The origins of academic dress date back to the 12th and 13th centuries when universities were taking form. The ordinary dress of the scholar, whether student or teacher, was the dress of a cleric. Long gowns were worn and may have been necessary for warmth in unheated buildings. Hoods seem to have served to cover the head until superseded for that purpose by the skull cap.
The assignment of colors to signify certain faculties developed much later and only was standardized in the United States in the late 19th century.
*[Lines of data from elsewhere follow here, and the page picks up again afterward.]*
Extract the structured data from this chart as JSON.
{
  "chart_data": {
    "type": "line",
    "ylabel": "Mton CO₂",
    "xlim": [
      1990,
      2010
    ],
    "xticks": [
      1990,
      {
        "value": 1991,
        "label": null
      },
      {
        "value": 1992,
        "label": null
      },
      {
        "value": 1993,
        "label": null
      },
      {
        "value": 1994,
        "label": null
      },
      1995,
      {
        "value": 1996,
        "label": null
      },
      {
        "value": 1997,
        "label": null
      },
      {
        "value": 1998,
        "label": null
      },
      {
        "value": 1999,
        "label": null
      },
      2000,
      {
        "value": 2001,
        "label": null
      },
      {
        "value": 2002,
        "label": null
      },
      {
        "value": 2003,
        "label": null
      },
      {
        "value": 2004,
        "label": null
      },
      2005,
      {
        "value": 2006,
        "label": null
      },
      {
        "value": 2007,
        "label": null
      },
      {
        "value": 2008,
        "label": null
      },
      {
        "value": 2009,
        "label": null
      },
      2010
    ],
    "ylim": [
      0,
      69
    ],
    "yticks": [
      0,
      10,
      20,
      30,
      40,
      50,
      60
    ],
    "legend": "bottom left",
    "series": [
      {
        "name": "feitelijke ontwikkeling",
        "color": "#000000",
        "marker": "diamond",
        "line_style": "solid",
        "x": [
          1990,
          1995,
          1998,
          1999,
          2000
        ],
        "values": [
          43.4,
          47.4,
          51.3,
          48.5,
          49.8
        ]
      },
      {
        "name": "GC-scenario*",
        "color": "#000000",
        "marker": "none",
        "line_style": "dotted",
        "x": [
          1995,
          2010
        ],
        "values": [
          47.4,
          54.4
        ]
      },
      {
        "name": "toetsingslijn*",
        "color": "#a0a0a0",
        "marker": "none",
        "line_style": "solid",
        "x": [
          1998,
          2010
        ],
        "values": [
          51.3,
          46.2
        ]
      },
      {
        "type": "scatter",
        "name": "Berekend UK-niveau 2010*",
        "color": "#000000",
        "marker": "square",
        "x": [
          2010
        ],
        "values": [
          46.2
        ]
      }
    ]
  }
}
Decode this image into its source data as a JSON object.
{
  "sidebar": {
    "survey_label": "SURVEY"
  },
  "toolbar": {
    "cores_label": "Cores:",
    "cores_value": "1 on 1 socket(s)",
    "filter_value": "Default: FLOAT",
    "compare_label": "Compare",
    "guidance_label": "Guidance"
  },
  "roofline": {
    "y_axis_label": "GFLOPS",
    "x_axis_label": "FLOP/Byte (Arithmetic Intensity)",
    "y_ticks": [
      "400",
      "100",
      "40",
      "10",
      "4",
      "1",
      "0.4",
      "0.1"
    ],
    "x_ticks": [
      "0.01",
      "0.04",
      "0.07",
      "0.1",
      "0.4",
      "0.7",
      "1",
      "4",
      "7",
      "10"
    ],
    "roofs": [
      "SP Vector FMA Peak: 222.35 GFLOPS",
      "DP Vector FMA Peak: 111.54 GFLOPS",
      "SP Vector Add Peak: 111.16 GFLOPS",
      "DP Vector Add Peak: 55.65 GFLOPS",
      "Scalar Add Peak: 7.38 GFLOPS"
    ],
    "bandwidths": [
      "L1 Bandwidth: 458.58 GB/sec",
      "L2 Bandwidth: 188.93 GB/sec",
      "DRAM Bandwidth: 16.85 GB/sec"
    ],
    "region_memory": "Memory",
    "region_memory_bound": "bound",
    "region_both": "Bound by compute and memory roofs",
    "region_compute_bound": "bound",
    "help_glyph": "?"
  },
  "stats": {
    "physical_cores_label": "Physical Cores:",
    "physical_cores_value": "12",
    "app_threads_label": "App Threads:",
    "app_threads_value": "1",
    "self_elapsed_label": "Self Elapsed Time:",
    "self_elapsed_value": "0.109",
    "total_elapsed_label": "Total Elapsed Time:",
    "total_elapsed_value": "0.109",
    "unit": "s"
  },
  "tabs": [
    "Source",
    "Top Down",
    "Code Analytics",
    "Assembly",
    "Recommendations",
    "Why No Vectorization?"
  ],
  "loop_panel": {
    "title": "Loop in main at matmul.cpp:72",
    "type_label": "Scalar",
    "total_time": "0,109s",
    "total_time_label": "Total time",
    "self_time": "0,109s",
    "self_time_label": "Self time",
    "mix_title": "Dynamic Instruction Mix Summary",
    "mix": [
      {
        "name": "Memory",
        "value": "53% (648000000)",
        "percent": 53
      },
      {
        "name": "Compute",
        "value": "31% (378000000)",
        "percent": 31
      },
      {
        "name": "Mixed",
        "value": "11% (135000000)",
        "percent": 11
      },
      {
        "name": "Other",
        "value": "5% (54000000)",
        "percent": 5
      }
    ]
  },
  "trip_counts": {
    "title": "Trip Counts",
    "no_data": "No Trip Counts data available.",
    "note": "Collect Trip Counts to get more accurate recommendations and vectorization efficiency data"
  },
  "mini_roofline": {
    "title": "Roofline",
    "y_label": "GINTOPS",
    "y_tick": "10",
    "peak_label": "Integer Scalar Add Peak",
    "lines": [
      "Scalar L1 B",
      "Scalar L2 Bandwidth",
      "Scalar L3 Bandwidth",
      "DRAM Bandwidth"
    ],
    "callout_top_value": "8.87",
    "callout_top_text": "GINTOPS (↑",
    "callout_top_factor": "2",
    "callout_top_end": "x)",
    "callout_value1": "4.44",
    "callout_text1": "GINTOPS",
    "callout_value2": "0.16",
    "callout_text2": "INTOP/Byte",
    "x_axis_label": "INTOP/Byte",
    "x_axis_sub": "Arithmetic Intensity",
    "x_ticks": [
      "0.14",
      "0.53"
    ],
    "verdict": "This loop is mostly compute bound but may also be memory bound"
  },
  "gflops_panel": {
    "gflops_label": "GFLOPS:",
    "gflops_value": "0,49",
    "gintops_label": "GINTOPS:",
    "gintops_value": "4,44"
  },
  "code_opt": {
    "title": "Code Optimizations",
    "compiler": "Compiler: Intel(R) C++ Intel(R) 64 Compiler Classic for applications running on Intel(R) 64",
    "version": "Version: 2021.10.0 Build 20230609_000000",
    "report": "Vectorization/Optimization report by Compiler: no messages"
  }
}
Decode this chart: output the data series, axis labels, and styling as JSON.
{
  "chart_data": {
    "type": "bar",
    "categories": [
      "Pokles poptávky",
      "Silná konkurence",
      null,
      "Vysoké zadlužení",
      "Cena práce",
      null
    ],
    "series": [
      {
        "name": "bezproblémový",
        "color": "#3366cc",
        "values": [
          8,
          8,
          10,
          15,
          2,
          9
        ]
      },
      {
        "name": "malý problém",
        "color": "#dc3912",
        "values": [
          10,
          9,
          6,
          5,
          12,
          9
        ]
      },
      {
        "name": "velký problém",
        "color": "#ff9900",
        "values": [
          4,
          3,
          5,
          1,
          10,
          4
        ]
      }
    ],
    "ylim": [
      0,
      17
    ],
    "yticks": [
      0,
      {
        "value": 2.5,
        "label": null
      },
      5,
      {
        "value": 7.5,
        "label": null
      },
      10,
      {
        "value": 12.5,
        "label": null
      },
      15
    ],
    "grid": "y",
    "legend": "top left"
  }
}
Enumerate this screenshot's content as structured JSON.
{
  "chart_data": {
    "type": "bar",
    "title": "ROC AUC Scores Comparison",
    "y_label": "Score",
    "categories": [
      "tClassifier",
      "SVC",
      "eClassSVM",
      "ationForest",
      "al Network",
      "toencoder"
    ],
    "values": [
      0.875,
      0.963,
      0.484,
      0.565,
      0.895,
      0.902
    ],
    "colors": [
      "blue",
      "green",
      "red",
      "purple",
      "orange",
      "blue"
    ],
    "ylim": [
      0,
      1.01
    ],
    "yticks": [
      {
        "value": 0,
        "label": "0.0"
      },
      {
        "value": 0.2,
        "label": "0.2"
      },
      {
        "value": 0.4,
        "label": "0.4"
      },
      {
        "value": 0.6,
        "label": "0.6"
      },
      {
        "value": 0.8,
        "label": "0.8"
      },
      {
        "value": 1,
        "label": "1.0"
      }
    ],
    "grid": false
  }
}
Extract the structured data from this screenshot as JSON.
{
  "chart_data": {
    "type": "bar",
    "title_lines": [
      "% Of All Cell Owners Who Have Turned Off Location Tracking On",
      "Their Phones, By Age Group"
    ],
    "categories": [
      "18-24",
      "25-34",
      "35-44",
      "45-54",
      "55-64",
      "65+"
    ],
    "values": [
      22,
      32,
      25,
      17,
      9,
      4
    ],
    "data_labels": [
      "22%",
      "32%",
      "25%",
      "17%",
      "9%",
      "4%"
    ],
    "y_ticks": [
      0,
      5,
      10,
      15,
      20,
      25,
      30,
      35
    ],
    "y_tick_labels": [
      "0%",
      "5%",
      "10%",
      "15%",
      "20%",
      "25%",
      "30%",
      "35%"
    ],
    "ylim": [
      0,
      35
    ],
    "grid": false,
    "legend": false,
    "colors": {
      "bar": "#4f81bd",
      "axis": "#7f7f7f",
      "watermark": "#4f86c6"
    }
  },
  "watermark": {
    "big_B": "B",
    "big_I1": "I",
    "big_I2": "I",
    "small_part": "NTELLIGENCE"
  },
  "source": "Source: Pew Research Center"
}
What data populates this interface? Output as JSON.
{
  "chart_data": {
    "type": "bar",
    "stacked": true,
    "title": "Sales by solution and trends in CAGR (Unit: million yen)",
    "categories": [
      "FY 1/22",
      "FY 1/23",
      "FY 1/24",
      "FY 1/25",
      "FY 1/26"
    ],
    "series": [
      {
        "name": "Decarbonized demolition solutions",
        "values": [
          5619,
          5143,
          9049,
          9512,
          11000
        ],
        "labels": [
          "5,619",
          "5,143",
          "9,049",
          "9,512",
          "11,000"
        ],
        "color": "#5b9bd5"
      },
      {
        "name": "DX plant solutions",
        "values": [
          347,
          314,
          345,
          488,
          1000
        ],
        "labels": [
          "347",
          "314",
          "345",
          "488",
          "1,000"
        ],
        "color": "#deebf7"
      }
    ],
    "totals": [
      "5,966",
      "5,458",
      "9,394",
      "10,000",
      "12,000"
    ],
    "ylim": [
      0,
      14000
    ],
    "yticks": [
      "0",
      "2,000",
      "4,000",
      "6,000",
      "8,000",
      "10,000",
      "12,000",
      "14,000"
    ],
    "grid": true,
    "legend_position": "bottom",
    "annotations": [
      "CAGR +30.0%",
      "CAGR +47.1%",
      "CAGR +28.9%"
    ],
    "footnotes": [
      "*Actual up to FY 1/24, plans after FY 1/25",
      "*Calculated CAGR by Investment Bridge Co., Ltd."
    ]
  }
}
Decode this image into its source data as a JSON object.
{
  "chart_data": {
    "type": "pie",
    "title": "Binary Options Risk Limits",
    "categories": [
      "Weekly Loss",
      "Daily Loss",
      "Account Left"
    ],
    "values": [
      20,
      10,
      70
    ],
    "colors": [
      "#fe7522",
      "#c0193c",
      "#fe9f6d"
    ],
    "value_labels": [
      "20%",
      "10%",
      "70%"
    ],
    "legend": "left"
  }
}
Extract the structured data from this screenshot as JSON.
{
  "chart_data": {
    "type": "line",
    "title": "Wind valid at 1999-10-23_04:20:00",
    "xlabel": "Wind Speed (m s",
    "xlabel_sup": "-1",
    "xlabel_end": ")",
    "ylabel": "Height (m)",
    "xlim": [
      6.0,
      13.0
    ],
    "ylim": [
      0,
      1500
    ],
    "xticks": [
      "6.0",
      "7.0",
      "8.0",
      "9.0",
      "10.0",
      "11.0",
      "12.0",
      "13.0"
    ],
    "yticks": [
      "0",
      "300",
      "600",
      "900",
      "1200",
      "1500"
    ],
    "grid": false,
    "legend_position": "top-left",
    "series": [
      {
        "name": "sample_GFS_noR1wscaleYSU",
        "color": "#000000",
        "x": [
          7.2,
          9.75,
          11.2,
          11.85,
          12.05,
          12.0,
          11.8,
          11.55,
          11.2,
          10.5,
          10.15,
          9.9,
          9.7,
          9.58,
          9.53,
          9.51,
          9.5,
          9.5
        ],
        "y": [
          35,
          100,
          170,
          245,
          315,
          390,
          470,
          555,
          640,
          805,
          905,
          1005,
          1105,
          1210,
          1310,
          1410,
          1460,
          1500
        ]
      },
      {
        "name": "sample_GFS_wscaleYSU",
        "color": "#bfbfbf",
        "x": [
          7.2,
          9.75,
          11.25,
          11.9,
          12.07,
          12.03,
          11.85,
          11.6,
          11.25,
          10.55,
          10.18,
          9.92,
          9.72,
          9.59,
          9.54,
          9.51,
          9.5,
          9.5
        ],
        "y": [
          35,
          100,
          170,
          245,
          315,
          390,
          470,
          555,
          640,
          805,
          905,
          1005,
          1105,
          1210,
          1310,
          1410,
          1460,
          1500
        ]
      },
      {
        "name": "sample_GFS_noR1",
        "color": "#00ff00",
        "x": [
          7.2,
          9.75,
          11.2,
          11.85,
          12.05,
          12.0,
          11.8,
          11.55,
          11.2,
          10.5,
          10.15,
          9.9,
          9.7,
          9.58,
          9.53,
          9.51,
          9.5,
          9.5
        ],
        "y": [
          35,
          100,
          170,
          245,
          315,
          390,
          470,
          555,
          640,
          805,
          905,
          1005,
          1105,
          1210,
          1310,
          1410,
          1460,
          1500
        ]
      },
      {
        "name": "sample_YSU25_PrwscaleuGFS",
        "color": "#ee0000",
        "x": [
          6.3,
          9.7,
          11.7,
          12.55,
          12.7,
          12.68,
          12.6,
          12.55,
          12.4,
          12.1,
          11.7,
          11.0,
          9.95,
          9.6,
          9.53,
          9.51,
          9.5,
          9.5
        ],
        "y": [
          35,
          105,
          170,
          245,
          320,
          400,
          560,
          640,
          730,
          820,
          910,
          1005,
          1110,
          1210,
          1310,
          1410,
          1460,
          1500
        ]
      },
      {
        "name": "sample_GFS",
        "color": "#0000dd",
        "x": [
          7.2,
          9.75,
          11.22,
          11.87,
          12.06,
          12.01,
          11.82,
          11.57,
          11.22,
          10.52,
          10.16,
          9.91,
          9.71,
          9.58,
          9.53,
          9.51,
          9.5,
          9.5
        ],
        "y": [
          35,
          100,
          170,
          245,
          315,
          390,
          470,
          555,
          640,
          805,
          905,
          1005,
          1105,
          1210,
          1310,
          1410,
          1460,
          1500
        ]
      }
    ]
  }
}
The sleeves of the robes vary, depending on the degree held by the wearer. The bachelor's robe has long, pointed sleeves. The master's robe has sleeves that are oblong and closed at the ends, open at the wrist. The doctoral robe has bell-shaped sleeves with a velvet facing on the front and at the neck, and three velvet bars on each sleeve. The velvet may be black or of a color that symbolizes the degree held by the wearer.
The head covering most commonly used in the United States is the square, tasseled mortarboard. Those in doctoral regalia may wear an eight-sided tam. Tassels are worn over the left front quarter of the mortarboard if a baccalaureate degree has been earned, and worn on the right for bachelor's degree candidates. Holders of doctoral degrees may wear gold tassels.
The hood is the most distinctive feature of American academic dress, which through color and design may indicate the wear's degree and the institution at which that degree was earned. Hoods are lined with the colors of the institution that awards the degree, and are faced with the color designating the degree awarded. Hoods vary in length. The bachelor's hood is three feet long, the master's hood is three and one-half feet, and the doctoral version is four feet long and is decorated with broad color panels.
The gown is the bottom layer of the regalia followed by medallions and cords, followed by the hood. At Oklahoma State University, bachelor's hoods are only worn by undergraduate candidates for an honors degree. Learn more about Honors Regalia.
Candidates for advanced or professional degrees wear hoods symbolic of the degree. The color of the trim of the hood and the sleeve chevrons and panels of the academic gown are distinctive of the degree.
The colors of Oklahoma State University are embodied in the lining of the hood (orange and black chevron). The colors of the hoods of faculty and guests are those of the institution conferring the degree.